Oggi e domani a piazza di Spagna in programma la quarta edizione del Web Radio Festival, appuntamento organizzato dal portale-community Radiospeaker.it

Il Web Radio Festival è un appuntamento dedicato alle radio sul web, organizzato da Radiospeaker.it, portale e community da 800 web radio (7000 mila utenti iscritti al sito), guidato da Giorgio d’Ecclesia, anche conduttore di Radio Globo. Il Festival è in programma oggi e domani a Roma, presso Roma Eventi (Piazza di Spagna): workshop, dirette live, le novità nel digital audio e la finale per eleggere il miglior speaker del web. Due giornate di workshop con relatori italiani e internazionali che interverranno per spiegare in quale direzione si stia muovendo la radiofonia.

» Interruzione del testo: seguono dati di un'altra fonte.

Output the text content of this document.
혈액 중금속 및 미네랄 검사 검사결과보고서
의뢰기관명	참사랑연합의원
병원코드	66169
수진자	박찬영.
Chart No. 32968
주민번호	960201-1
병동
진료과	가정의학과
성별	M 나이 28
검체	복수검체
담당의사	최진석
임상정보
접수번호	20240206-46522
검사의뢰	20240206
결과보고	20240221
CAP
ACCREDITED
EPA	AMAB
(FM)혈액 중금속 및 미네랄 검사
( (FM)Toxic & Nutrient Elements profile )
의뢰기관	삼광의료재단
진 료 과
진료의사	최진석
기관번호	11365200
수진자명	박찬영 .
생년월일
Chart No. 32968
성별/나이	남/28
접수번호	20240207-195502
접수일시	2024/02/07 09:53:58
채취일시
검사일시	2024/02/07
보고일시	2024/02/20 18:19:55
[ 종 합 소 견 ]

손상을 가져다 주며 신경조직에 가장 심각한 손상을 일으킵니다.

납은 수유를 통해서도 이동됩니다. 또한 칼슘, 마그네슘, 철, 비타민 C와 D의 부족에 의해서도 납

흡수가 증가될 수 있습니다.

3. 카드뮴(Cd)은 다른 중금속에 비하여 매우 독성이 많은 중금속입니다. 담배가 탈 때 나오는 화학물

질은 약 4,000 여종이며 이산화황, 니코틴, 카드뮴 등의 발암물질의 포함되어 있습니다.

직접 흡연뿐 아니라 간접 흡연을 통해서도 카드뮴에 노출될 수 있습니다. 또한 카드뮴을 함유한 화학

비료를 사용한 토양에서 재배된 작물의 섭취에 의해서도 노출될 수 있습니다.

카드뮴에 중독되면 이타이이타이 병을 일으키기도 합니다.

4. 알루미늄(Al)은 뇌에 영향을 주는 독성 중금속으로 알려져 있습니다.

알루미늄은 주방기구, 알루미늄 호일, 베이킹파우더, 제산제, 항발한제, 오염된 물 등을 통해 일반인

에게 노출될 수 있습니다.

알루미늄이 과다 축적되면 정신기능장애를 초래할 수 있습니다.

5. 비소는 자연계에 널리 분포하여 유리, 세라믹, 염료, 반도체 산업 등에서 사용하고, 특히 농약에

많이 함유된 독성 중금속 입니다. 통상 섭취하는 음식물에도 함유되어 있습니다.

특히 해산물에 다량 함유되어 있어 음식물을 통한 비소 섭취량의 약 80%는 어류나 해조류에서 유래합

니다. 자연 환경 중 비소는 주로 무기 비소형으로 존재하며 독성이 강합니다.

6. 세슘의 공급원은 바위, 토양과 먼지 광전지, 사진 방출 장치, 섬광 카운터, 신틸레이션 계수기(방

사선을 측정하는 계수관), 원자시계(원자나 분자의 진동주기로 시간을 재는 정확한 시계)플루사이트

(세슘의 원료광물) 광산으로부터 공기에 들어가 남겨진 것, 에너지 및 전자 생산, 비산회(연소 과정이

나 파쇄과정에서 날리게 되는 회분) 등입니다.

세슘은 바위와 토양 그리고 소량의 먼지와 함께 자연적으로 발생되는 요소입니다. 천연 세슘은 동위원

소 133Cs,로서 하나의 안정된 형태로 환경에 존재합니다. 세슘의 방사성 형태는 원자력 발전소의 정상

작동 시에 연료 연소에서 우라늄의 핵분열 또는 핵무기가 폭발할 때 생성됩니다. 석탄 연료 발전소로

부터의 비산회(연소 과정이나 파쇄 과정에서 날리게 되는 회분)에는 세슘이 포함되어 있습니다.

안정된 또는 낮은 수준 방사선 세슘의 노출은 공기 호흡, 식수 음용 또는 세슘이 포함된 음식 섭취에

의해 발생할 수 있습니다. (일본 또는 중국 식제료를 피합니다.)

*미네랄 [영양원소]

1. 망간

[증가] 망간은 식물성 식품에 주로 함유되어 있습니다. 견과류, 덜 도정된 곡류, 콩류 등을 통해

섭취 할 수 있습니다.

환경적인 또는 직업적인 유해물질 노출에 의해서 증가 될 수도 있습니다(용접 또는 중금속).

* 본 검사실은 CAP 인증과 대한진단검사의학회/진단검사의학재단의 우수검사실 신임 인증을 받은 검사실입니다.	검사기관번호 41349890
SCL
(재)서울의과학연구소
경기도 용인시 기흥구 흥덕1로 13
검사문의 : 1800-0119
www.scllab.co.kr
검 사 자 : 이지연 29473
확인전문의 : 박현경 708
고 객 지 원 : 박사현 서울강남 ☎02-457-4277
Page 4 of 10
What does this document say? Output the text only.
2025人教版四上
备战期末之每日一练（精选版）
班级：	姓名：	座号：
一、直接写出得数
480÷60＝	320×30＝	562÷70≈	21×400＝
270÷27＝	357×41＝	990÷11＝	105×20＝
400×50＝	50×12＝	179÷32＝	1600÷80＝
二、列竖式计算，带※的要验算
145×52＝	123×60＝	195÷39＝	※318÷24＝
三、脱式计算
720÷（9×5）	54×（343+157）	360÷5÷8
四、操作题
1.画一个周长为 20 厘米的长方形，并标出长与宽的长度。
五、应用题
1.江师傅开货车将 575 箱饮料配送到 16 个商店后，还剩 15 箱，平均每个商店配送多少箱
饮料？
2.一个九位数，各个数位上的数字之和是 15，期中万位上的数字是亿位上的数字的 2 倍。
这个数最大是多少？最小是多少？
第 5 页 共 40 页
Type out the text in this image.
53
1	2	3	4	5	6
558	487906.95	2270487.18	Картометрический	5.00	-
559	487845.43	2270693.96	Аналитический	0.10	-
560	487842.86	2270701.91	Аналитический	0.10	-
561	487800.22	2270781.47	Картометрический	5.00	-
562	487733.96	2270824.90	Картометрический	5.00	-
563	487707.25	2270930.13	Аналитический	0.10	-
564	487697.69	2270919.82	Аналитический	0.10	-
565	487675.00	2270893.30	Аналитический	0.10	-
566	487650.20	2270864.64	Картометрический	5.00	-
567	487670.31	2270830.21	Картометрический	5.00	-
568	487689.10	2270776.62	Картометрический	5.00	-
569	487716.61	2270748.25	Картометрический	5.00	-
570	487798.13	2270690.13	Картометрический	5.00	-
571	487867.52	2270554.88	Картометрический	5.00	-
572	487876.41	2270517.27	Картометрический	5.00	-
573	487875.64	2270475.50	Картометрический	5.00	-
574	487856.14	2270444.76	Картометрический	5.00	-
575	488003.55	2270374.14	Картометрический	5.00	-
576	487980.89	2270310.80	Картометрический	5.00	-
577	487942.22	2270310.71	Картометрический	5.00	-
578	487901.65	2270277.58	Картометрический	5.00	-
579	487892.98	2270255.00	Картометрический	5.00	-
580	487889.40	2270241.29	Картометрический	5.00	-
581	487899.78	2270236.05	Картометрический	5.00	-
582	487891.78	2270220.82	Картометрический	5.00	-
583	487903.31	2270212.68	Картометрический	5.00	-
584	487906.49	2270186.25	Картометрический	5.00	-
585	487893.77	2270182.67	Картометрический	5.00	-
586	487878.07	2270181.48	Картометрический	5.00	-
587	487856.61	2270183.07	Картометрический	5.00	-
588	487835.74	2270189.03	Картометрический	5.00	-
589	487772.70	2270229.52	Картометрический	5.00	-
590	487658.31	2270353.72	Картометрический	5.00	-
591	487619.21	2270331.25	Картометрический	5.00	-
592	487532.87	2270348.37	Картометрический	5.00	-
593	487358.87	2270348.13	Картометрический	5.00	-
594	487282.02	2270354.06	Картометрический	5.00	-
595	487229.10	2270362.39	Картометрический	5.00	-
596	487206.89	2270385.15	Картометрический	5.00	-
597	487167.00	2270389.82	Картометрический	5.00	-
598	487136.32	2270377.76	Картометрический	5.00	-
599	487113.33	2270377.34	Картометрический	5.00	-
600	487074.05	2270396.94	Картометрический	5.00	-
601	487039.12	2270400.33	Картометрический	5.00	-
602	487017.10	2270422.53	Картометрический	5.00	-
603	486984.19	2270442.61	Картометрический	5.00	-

Tra questi: Filippo Solibello, Savino Zaba, Giorgio Verdelli, di Rai Radio, Stefano Meloccaro (Edicola Fiore), i conduttori del Morning Show di Radio Globo e anche il sindaco di Amatrice, Sergio Pirozzi che racconterà (il 28 ottobre alle 12.20) l’esperienza e il valore di Radio Amatrice dopo il terremoto del 2016. «Il Web Radio Festival – ha spiegato Giorgio d’Ecclesia – raduna centinaia di appassionati di radio e radio on line ed un punto di incontro».

Non solo community

«Il mercato delle web radio – ha aggiunto d’Ecclesia  continua ad espandersi, parallelamente alla depressione del mercato delle radio tradizionali». La ragione è soprattutto nei costi elevatissimi delle FM. «Solo per la corrente elettrica, per una frequenza FM parliamo di bollette anche di 1500 euro al mese. Pensa alle radio che hanno 50 frequenze». Mentre il costo di uno streaming è irrisorio. Non solo costi. A dare e un futuro alla radio sul web anche la facilità di accesso. «E’ una palestra alla portata di tutti – ha spiegato Laura Antonini, voce storica di Radio Deejay – dove ci si può formare, per poi passare a realtà più grandi». Ma web radio e radio tradizionali non sono diverse solo per i costi. Anche per i contenuti e i palinsesti. «Le web radio sono un’opportunità per professionisti e startup, che hanno l’obiettivo di coprire una nicchia di mercato». Quindi avanti tutta con radio di settore e verticali su un tema. «Un pubblico targhetizzato – ricorda d’Ecclesia – fa gola a chi fa pubblicità».
Il Web Radio Festival è alla quarta edizione. Nel 2016 hanno partecipato alla 2 giorni 1500 persone, 250 web radio, mentre sono stati 400 gli speaker in gara.